The Coast Guard has gathered evidence it failed to follow its own firefighting policy during the Deepwater Horizon disaster and is investigating whether the chaotic spraying of tons of salt water by private boats contributed to sinking the ill-fated oil rig, according to interviews and documents.Coast Guard officials told the Center for Public Integrity that the service does not have the expertise to fight an oil rig fire and that its response to the April 20 explosion may have broken the service’s own rules by failing to ensure a firefighting expert supervised the half-dozen private boats that answered the Deepwater Horizon’s distress call to fight the blaze.

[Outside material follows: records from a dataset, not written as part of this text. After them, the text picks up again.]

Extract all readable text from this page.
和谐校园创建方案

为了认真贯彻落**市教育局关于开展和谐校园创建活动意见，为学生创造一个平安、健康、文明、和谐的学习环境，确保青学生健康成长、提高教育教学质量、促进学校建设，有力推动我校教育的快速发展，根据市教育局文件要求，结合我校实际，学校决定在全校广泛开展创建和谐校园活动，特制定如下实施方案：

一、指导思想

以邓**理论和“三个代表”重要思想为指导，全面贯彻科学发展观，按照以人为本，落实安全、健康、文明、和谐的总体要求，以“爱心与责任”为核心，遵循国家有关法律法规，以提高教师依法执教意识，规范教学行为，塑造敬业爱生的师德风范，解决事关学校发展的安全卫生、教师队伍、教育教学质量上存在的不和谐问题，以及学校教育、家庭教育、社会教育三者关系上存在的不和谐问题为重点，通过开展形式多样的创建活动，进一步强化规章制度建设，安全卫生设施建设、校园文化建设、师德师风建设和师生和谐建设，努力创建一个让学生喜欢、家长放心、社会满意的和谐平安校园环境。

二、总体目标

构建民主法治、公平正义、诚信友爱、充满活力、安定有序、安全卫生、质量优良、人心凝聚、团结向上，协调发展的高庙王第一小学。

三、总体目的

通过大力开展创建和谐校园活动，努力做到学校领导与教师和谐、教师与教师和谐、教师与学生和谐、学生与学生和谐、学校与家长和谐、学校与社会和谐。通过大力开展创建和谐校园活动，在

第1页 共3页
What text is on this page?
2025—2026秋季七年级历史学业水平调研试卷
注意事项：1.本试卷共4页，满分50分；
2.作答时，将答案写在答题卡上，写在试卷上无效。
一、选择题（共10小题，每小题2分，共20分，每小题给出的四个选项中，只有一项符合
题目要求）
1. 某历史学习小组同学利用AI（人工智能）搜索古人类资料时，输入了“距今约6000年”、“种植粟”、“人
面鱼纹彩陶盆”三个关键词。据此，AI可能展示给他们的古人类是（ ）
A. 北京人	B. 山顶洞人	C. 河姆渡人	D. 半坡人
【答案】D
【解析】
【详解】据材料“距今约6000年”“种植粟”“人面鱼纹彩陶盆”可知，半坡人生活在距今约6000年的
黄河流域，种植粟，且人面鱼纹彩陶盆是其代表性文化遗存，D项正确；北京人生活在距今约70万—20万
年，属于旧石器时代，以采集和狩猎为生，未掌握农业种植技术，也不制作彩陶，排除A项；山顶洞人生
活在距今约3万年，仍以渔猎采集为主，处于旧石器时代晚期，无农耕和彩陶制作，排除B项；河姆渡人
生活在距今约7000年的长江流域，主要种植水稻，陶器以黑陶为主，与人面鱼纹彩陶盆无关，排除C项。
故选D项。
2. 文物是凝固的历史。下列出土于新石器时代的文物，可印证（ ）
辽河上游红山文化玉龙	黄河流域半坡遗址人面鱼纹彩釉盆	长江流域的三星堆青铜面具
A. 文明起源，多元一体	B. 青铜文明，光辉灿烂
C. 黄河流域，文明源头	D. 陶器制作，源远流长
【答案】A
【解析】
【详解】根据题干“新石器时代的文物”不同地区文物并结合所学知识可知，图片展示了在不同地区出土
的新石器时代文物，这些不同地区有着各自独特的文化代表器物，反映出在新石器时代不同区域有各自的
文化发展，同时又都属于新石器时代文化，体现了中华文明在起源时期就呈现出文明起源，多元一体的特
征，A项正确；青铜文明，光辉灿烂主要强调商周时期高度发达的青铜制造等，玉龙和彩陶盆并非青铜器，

More troubling, it appears that the chaos and lack of Coast Guard supervision may have directly contributed to measures that altered the ballast of the oil rig causing it to list then sink.There is a lot more to be determined here, but it seems more and more the Coast Guard did not follow its own procedures. This might also explain why the Obama Administration has not been as hard on BP as many on the left would like.What did the President know about the Coast Guard’s handling of fire? More importantly, why has the White House withheld the fact that the Coast Guard did not follow its own rules and take charge of the firefighting efforts?Then, of course, we have to ask another question: if the Coast Guard’s actions caused the rig to sink and we already know the oil leaking didn’t start significantly until after the rig sank, is the federal government complicit in the damage?We cannot and should not avoid blaming British Petroleum. We know from what happened prior to the fire, BP has a lot to answer for. But it seems the federal government’s initial response potentially magnified the problem.